The use of multiple antennas at both the transmitter and receiver of a wireless communication system along with related baseband signal processing is referred to as Multiple-Input Multiple-Output (MIMO) technology. MIMO can provide two forms of gains: multiplexing gain and diversity gain. Spatial multiplexing gain is more suited for the high Signal-to-Noise Ratio (SNR) scenario. In this case, multiple independent data streams are separated only in the spatial domain, but otherwise occupying the same temporal and frequency resources. The receiver employs multiple receive antennas and baseband signal processing to separate these data streams, which are combined by the radio channel. Diversity gain, on the other hand, is realized by transmitting identical information separated in the spatial domain (e.g. on different transmit antenna) which improves the robustness of the transmission. Diversity gains are beneficial when the receiver experiences low Signal-to-Noise Ratio (SNR) due to severe propagation loss, multi-user interference etc.
MIMO technology can be applied to transmit from a single transmitting station to a single receiving station. This scenario is known as Single-User (SU) MIMO. Alternatively, MIMO technology may be applied to transmit from one transmitting station to multiple receiving stations. This application is known as Multi-User (MU) MIMO or MIMO Broadcast. In a MU-MIMO system, precoding is applied at the transmitter in order to suppress mutual interference experienced by each receiving station caused by transmissions to other receiving stations. To those skilled in the art, MU-MIMO precoding, refers to spatial encoding of the transmitted signal based on propagation channel.
In order to apply MU-MIMO precoding, the transmitting station is required to know the Channel State Information (CSI) of the radio channels connecting it to each of the receiving stations for transmission.
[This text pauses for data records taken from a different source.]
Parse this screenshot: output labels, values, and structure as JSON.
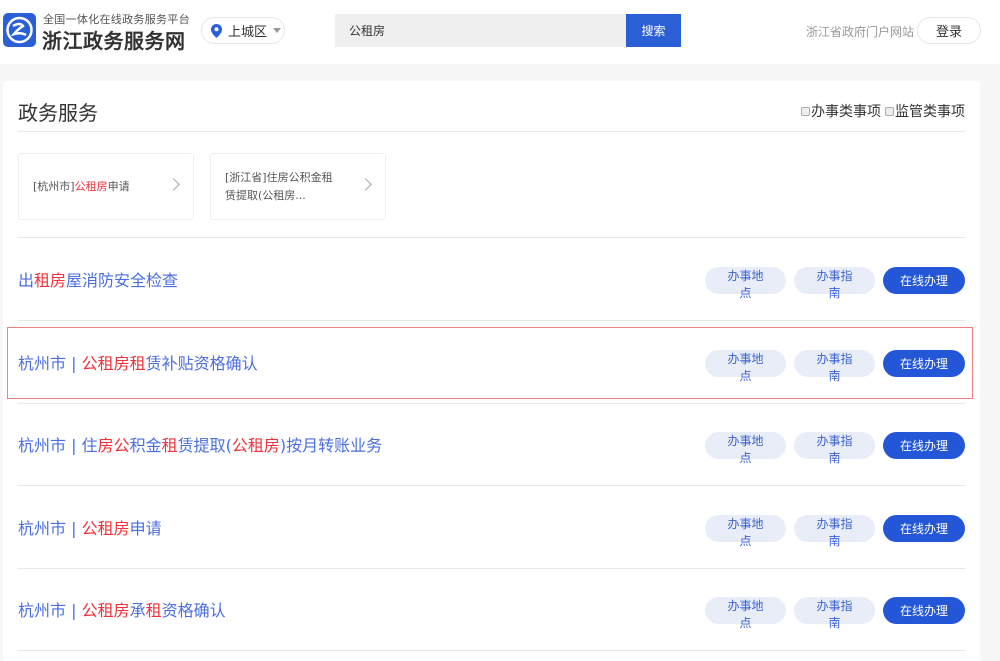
{
  "header": {
    "logo_sub": "全国一体化在线政务服务平台",
    "logo_title": "浙江政务服务网",
    "region": "上城区",
    "search_value": "公租房",
    "search_button": "搜索",
    "portal_link": "浙江省政府门户网站",
    "login": "登录"
  },
  "section": {
    "title": "政务服务",
    "filters": [
      "办事类事项",
      "监管类事项"
    ]
  },
  "quick_links": [
    {
      "parts": [
        {
          "t": "[杭州市]",
          "r": false
        },
        {
          "t": "公租房",
          "r": true
        },
        {
          "t": "申请",
          "r": false
        }
      ]
    },
    {
      "parts": [
        {
          "t": "[浙江省]住房公积金租赁提取(公租房...",
          "r": false
        }
      ]
    }
  ],
  "buttons": {
    "location": "办事地点",
    "guide": "办事指南",
    "online": "在线办理"
  },
  "rows": [
    {
      "parts": [
        {
          "t": "出",
          "r": false
        },
        {
          "t": "租房",
          "r": true
        },
        {
          "t": "屋消防安全检查",
          "r": false
        }
      ]
    },
    {
      "parts": [
        {
          "t": "杭州市 | ",
          "r": false
        },
        {
          "t": "公租房租",
          "r": true
        },
        {
          "t": "赁补贴资格确认",
          "r": false
        }
      ]
    },
    {
      "parts": [
        {
          "t": "杭州市 | 住",
          "r": false
        },
        {
          "t": "房公",
          "r": true
        },
        {
          "t": "积金",
          "r": false
        },
        {
          "t": "租",
          "r": true
        },
        {
          "t": "赁提取(",
          "r": false
        },
        {
          "t": "公租房",
          "r": true
        },
        {
          "t": ")按月转账业务",
          "r": false
        }
      ]
    },
    {
      "parts": [
        {
          "t": "杭州市 | ",
          "r": false
        },
        {
          "t": "公租房",
          "r": true
        },
        {
          "t": "申请",
          "r": false
        }
      ]
    },
    {
      "parts": [
        {
          "t": "杭州市 | ",
          "r": false
        },
        {
          "t": "公租房",
          "r": true
        },
        {
          "t": "承",
          "r": false
        },
        {
          "t": "租",
          "r": true
        },
        {
          "t": "资格确认",
          "r": false
        }
      ]
    }
  ],
  "colors": {
    "brand": "#2a5fd6",
    "highlight": "#f0313b",
    "link": "#4a6ee0"
  }
}
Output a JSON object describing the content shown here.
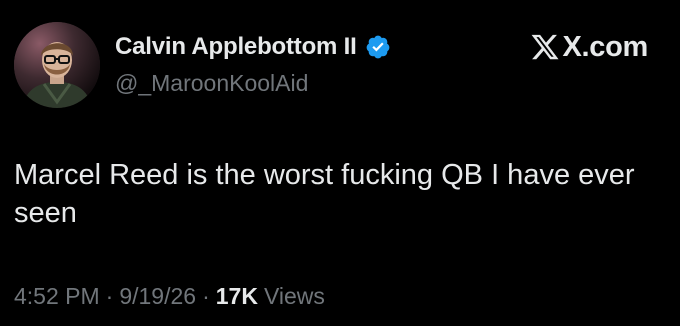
{
  "brand": {
    "name": "X.com",
    "icon": "x-logo-icon"
  },
  "author": {
    "display_name": "Calvin Applebottom II",
    "handle": "@_MaroonKoolAid",
    "verified": true,
    "verified_color": "#1d9bf0",
    "avatar_icon": "avatar"
  },
  "tweet": {
    "text": "Marcel Reed is the worst fucking QB I have ever seen",
    "time": "4:52 PM",
    "date": "9/19/26",
    "separator": "·",
    "views_count": "17K",
    "views_label": "Views"
  },
  "colors": {
    "background": "#000000",
    "primary_text": "#e7e9ea",
    "secondary_text": "#71767b",
    "accent": "#1d9bf0"
  }
}
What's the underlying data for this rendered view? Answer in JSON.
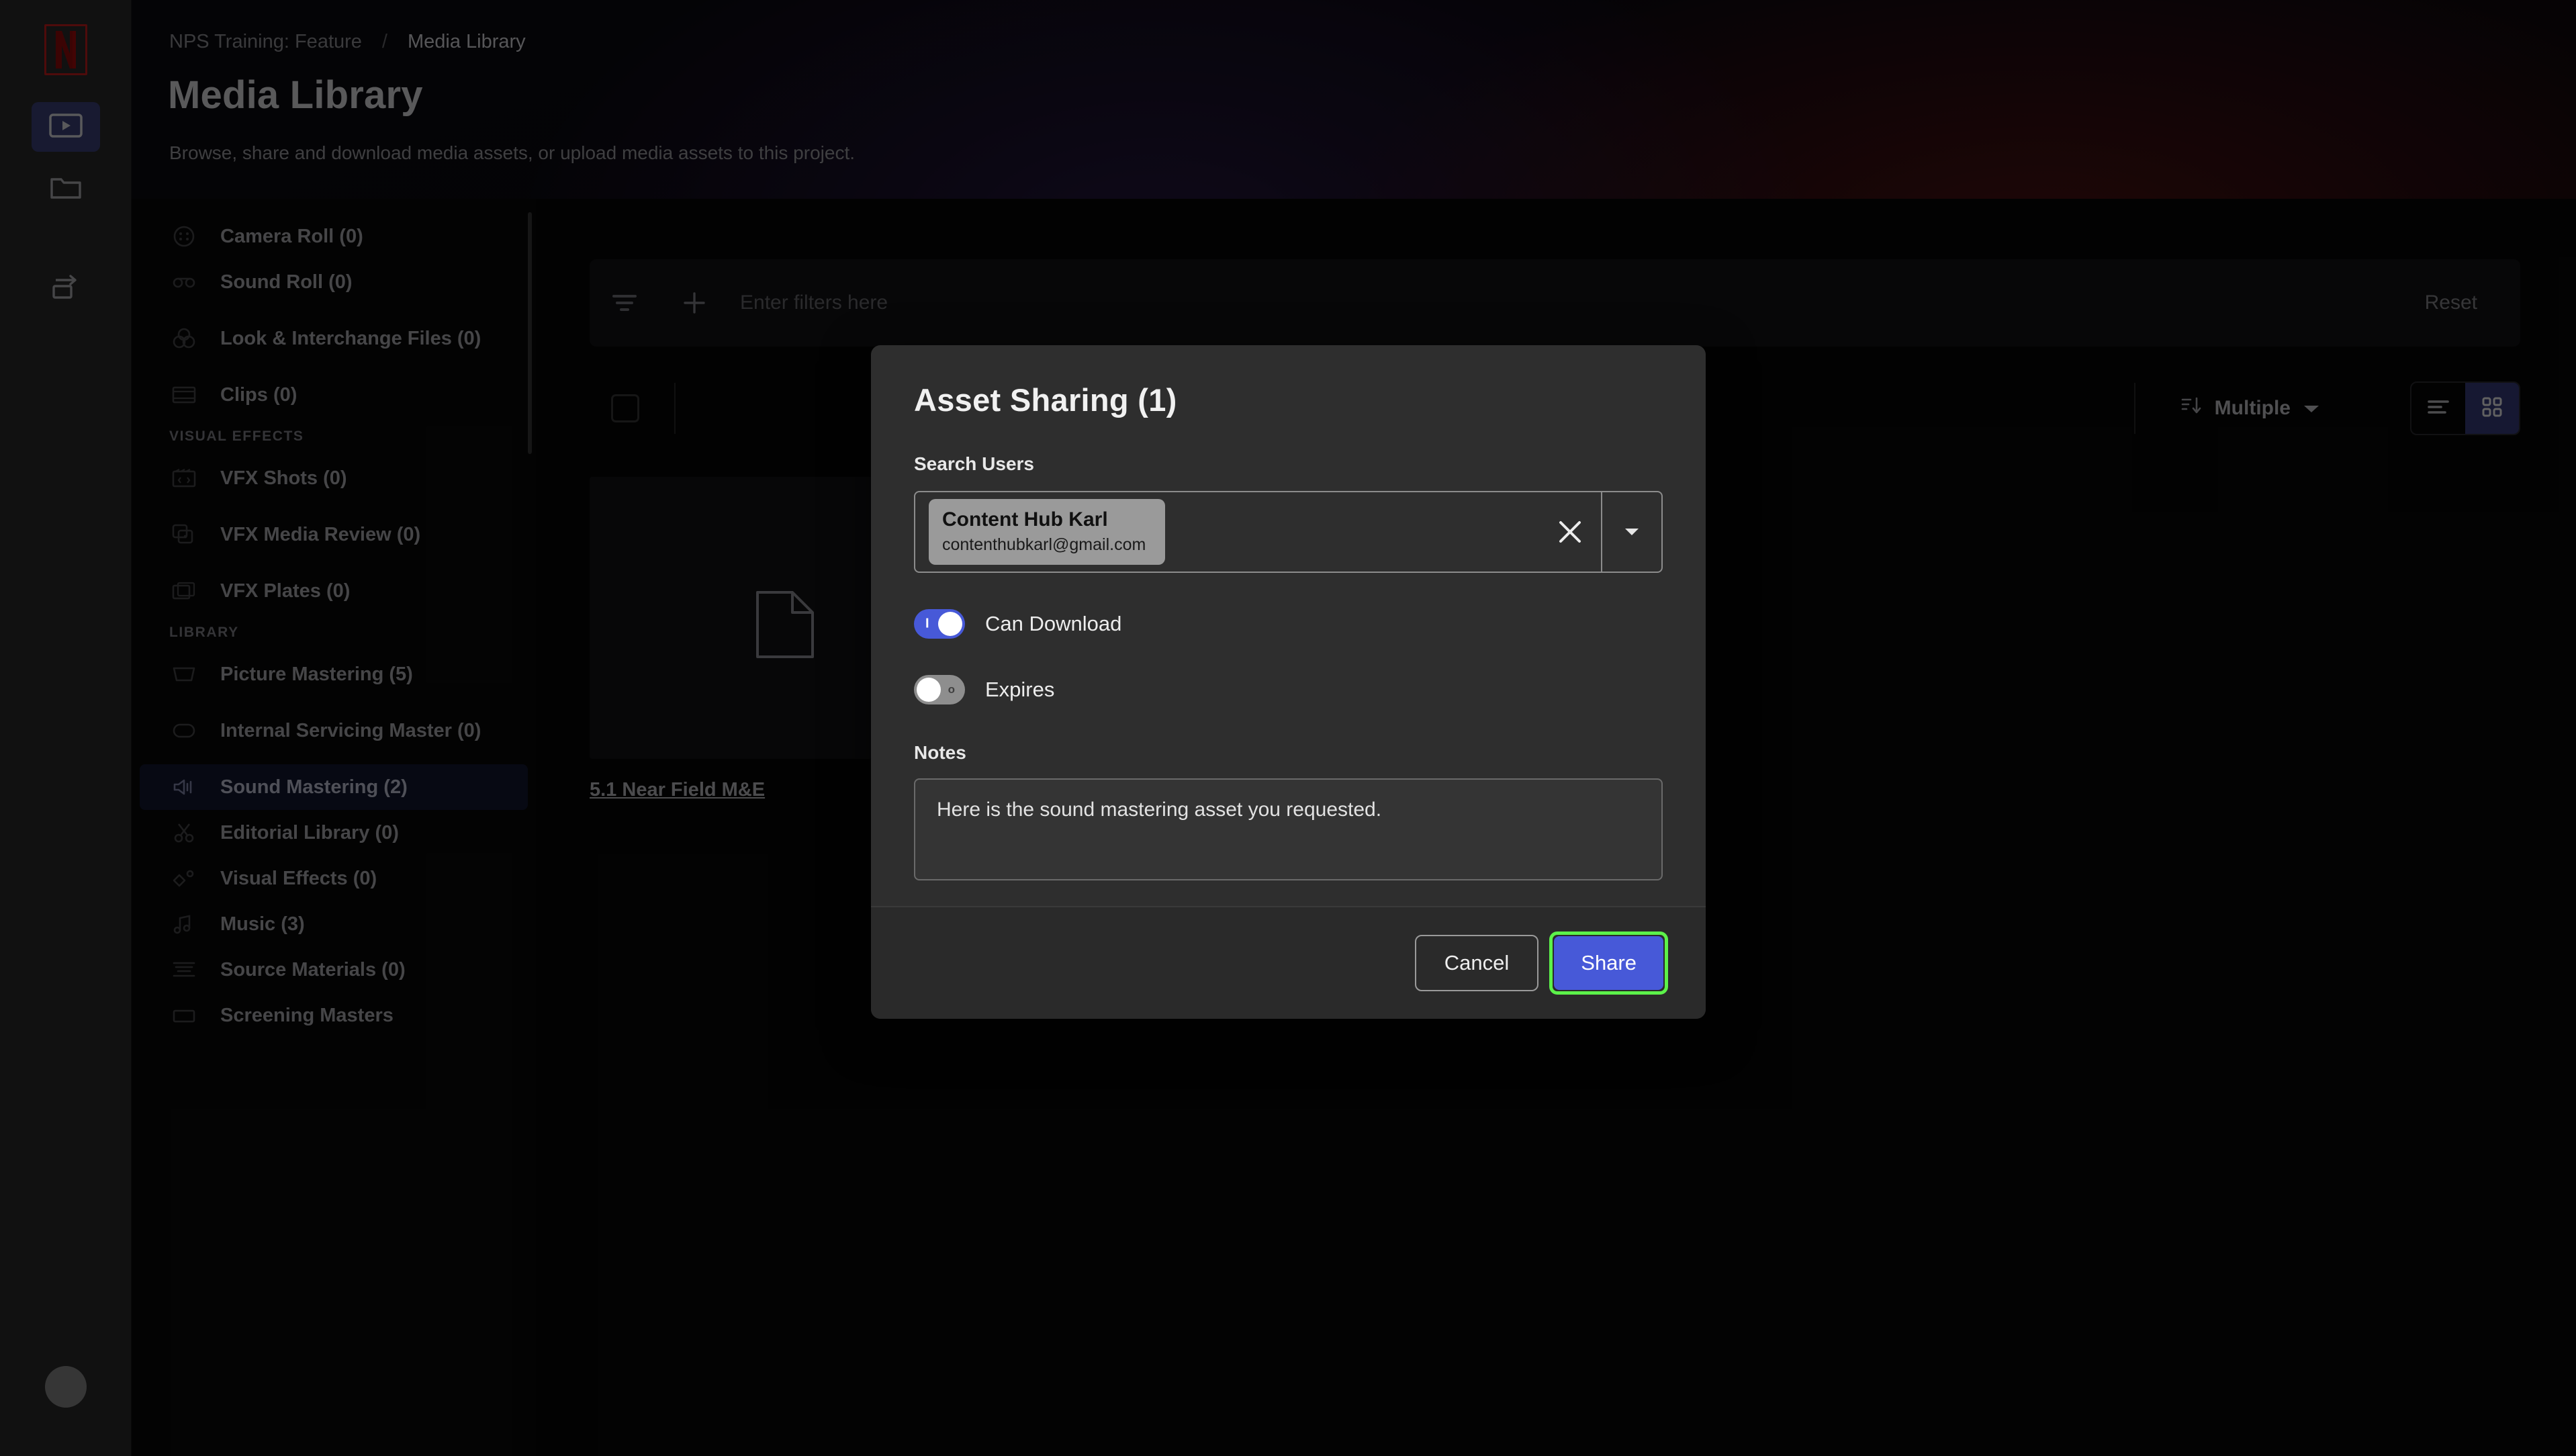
{
  "rail": {
    "logo": "netflix-logo",
    "items": [
      {
        "icon": "media-play-icon",
        "name": "media",
        "active": true
      },
      {
        "icon": "folder-icon",
        "name": "folders",
        "active": false
      },
      {
        "icon": "transfer-icon",
        "name": "transfers",
        "active": false
      }
    ],
    "avatar": "user-avatar"
  },
  "header": {
    "breadcrumb_project": "NPS Training: Feature",
    "breadcrumb_separator": "/",
    "breadcrumb_current": "Media Library",
    "title": "Media Library",
    "subtitle": "Browse, share and download media assets, or upload media assets to this project."
  },
  "sidebar": {
    "items": [
      {
        "label": "Camera Roll (0)",
        "icon": "camera-roll-icon",
        "selected": false,
        "tall": false
      },
      {
        "label": "Sound Roll (0)",
        "icon": "sound-roll-icon",
        "selected": false,
        "tall": false
      },
      {
        "label": "Look & Interchange Files (0)",
        "icon": "color-wheels-icon",
        "selected": false,
        "tall": true
      },
      {
        "label": "Clips (0)",
        "icon": "clips-icon",
        "selected": false,
        "tall": false
      }
    ],
    "group_vfx": "VISUAL EFFECTS",
    "vfx_items": [
      {
        "label": "VFX Shots (0)",
        "icon": "vfx-shots-icon",
        "selected": false,
        "tall": false
      },
      {
        "label": "VFX Media Review (0)",
        "icon": "vfx-media-review-icon",
        "selected": false,
        "tall": true
      },
      {
        "label": "VFX Plates (0)",
        "icon": "vfx-plates-icon",
        "selected": false,
        "tall": false
      }
    ],
    "group_library": "LIBRARY",
    "library_items": [
      {
        "label": "Picture Mastering (5)",
        "icon": "picture-mastering-icon",
        "selected": false,
        "tall": false
      },
      {
        "label": "Internal Servicing Master (0)",
        "icon": "internal-servicing-icon",
        "selected": false,
        "tall": true
      },
      {
        "label": "Sound Mastering (2)",
        "icon": "speaker-icon",
        "selected": true,
        "tall": false
      },
      {
        "label": "Editorial Library (0)",
        "icon": "scissors-icon",
        "selected": false,
        "tall": false
      },
      {
        "label": "Visual Effects (0)",
        "icon": "visual-effects-icon",
        "selected": false,
        "tall": false
      },
      {
        "label": "Music (3)",
        "icon": "music-note-icon",
        "selected": false,
        "tall": false
      },
      {
        "label": "Source Materials (0)",
        "icon": "source-materials-icon",
        "selected": false,
        "tall": false
      },
      {
        "label": "Screening Masters",
        "icon": "screening-masters-icon",
        "selected": false,
        "tall": false
      }
    ]
  },
  "toolbar": {
    "filter_placeholder": "Enter filters here",
    "reset_label": "Reset",
    "sort_label": "Multiple",
    "sort_icon": "sort-descending-icon",
    "select_all_checkbox": "select-all-checkbox",
    "list_view_icon": "list-view-icon",
    "grid_view_icon": "grid-view-icon",
    "active_view": "grid"
  },
  "assets": [
    {
      "name": "5.1 Near Field M&E",
      "thumb_icon": "document-icon"
    }
  ],
  "modal": {
    "title": "Asset Sharing (1)",
    "search_users_label": "Search Users",
    "token": {
      "name": "Content Hub Karl",
      "email": "contenthubkarl@gmail.com"
    },
    "clear_icon": "close-icon",
    "caret_icon": "chevron-down-icon",
    "toggles": [
      {
        "label": "Can Download",
        "state": "on",
        "mark": "I"
      },
      {
        "label": "Expires",
        "state": "off",
        "mark": "o"
      }
    ],
    "notes_label": "Notes",
    "notes_value": "Here is the sound mastering asset you requested.",
    "cancel_label": "Cancel",
    "share_label": "Share"
  },
  "colors": {
    "accent_blue": "#4759d8",
    "highlight_green": "#5cf24a",
    "brand_red": "#cc1f1f",
    "modal_bg": "#2e2e2e"
  }
}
It is possible, in theory, for the transmitting station to directly measure required CSIs in Time Division Duplex (TDD) systems. Due to practical limitations, however, such as the lack of calibration between transmitting and receiving RF chains, the transmitting station is generally unable to directly measure the CSIs. Consequently, it is common to require the receiving stations to measure the CSIs and feed this information back to the transmitting station via a feedback channel. The content of the CSI feedback information is related to the amount of multipath dispersion of the channel relative to the transmission bandwidth. In addition, the CSI feedback information varies continually due to relative motion between the transmitting and receiving stations and other environmental changes such as human movement. Therefore, the CSI feedback information needs to be updated regularly. In a typical wireless system consisting of multiple stations, this CSI feedback requirement amounts to very significant signaling overhead.